-
Notifications
You must be signed in to change notification settings - Fork 0
Description
A typical succesfactor in the world of web-crawling is a good urn-strategy.
Crawlers ingest a resource and identify it with some urn/url.
In theory the urn can be http://{ogc-proxy}/?url={ogc-request-as-get}, but it would be beneficial to simplify that structure, because a lot can happen with such a url (special characters, it's dynamic nature, etc).
A structure like this would be much better
http://{wfs-proxy}/wfs/{server-id}/ (to get a list of featuretypes/getcapabilities)
http://{wfs-proxy}/wfs/{server-id}/{featuretype}/{page} (to get a paginated list of features)
http://{wfs-proxy}/wfs/{server-id}/{featuretype}/feature/{recordid} (to get a feature)
Which means the proxy should have some persistence of server id's, which may require the wfs-proxy to advertise some methods to register a wfs server (and/or retrieve it from a coupled catalog).
Optional parameters on the url (query string) are:
- outputformat (json, gml, kml, shape, geopackage, rdf/xml, jsonld, turtle) or this can be managed with an accept-header
- projection (relevant if gml/shape/geopackage)
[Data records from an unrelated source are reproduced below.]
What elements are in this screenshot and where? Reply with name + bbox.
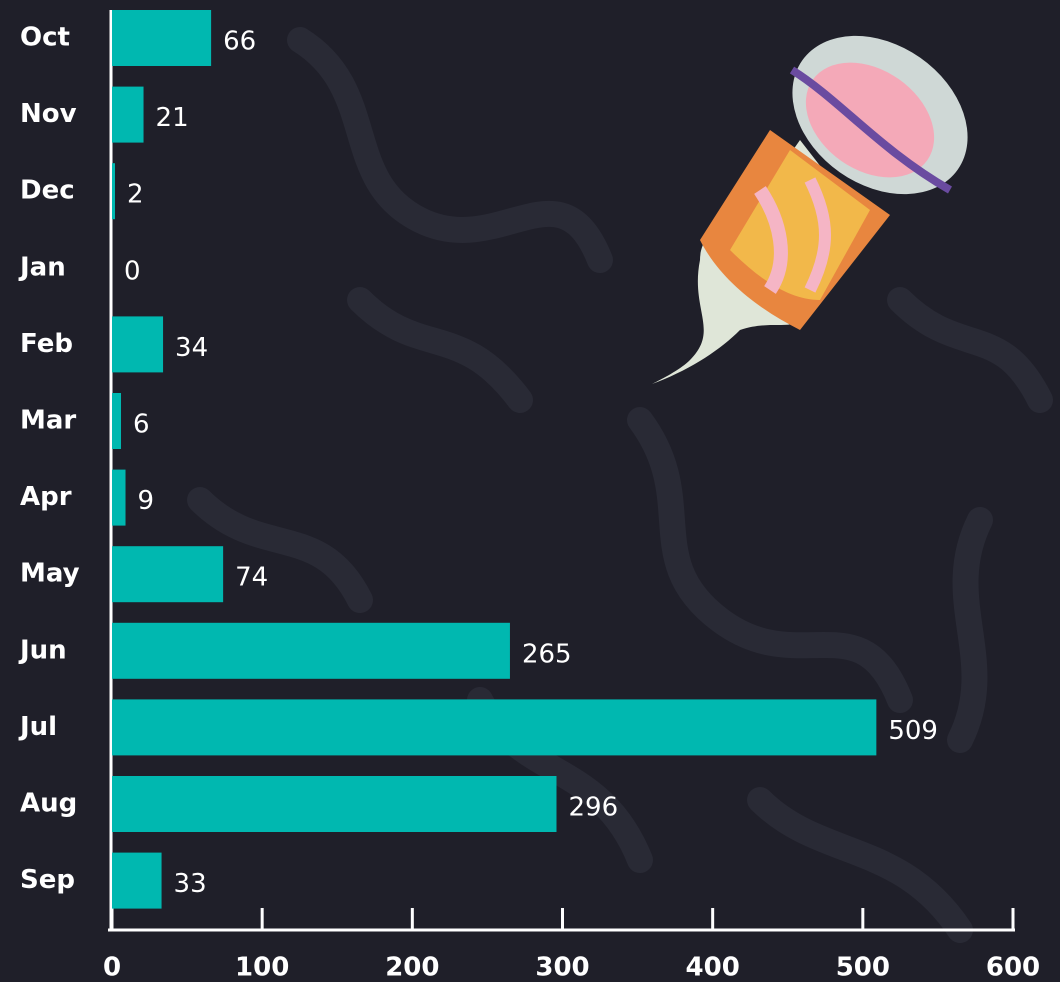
bar <box>112 622 510 679</box>
y-tick-label: Jun <box>18 635 67 665</box>
jellyfish-illustration <box>652 35 968 384</box>
x-tick-label: 500 <box>836 953 890 982</box>
x-tick-label: 600 <box>986 953 1040 982</box>
y-tick-label: Jan <box>18 252 66 282</box>
value-label: 0 <box>124 256 141 286</box>
bar <box>112 10 212 66</box>
value-label: 509 <box>888 716 938 746</box>
value-label: 34 <box>175 333 208 363</box>
x-tick-label: 400 <box>686 953 740 982</box>
bar <box>112 699 877 756</box>
y-tick-label: Feb <box>20 329 73 359</box>
bar <box>112 546 224 603</box>
x-tick-label: 300 <box>535 953 589 982</box>
value-label: 6 <box>133 410 150 440</box>
bar <box>112 316 164 373</box>
value-label: 21 <box>156 103 189 133</box>
bar <box>112 852 162 909</box>
y-tick-label: Nov <box>20 99 77 129</box>
bar <box>112 393 122 449</box>
x-tick-label: 0 <box>103 953 121 982</box>
value-label: 296 <box>568 793 618 823</box>
x-tick-label: 200 <box>385 953 439 982</box>
y-tick-label: Apr <box>20 482 72 512</box>
plot-area: 0 100 200 300 400 500 600 Oct 66 Nov 21 Dec 2 Jan 0 Feb… <box>18 10 1040 982</box>
value-label: 265 <box>522 639 572 669</box>
bar <box>112 469 126 526</box>
y-tick-label: Aug <box>20 789 77 819</box>
bar <box>112 163 116 220</box>
y-tick-label: Mar <box>20 406 76 436</box>
y-tick-label: Oct <box>20 23 70 53</box>
x-tick-label: 100 <box>235 953 289 982</box>
value-label: 2 <box>127 180 144 210</box>
background-pattern <box>187 27 1053 943</box>
bar <box>112 776 557 832</box>
y-tick-label: Jul <box>18 712 57 742</box>
bar <box>112 86 144 143</box>
y-tick-label: Sep <box>20 865 75 895</box>
y-tick-label: May <box>20 559 80 589</box>
y-tick-label: Dec <box>20 176 75 206</box>
value-label: 33 <box>174 869 207 899</box>
value-label: 9 <box>138 486 155 516</box>
value-label: 66 <box>223 27 256 57</box>
value-label: 74 <box>235 563 268 593</box>
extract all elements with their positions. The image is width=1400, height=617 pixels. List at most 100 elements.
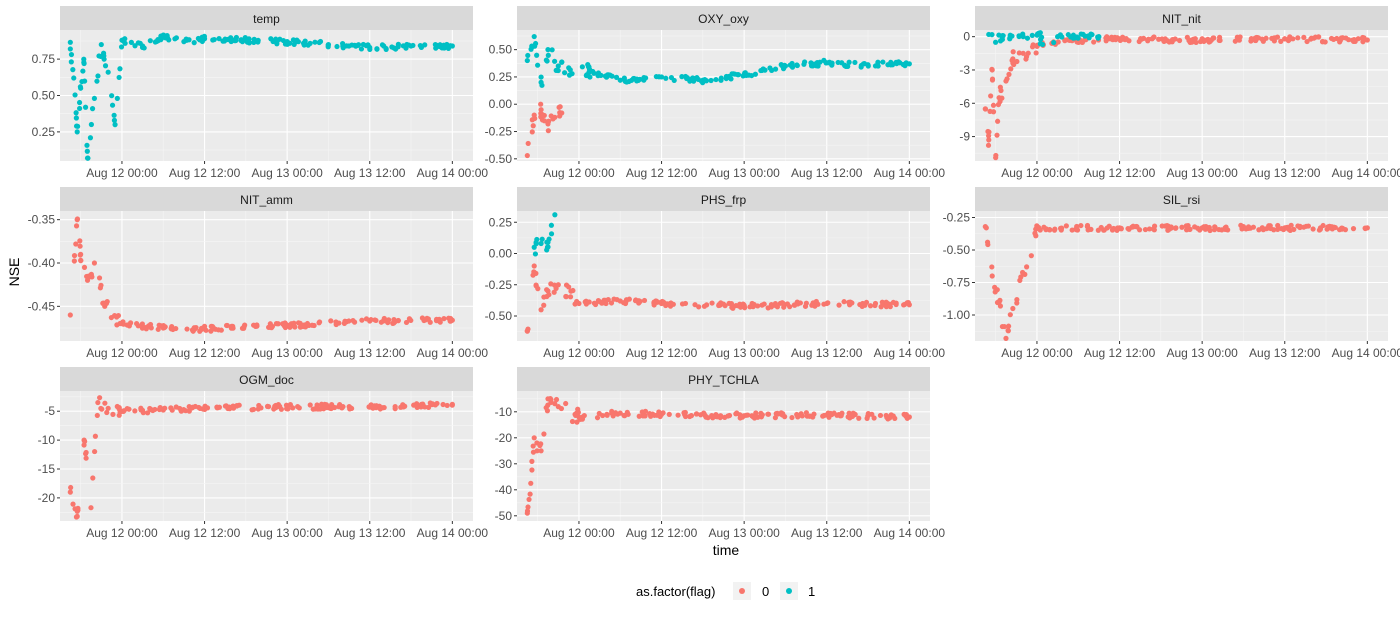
data-point [112, 122, 118, 128]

- filter by a geographic area or any of the attribute fields
URN vs URL, from a search engine point of view the urn should be the same as the url, in semantic web a urn doesn't need to resolve to a resource, however a search engine will never crawl a resource if the urn is not a resolvable url.
On the other hand it is awkward that we facilitate wfs content to be crawled, but assign it a URL which is outside the domain where the resource is stored. Maybe this can be resolved over time by those domains to install their own WFS proxy.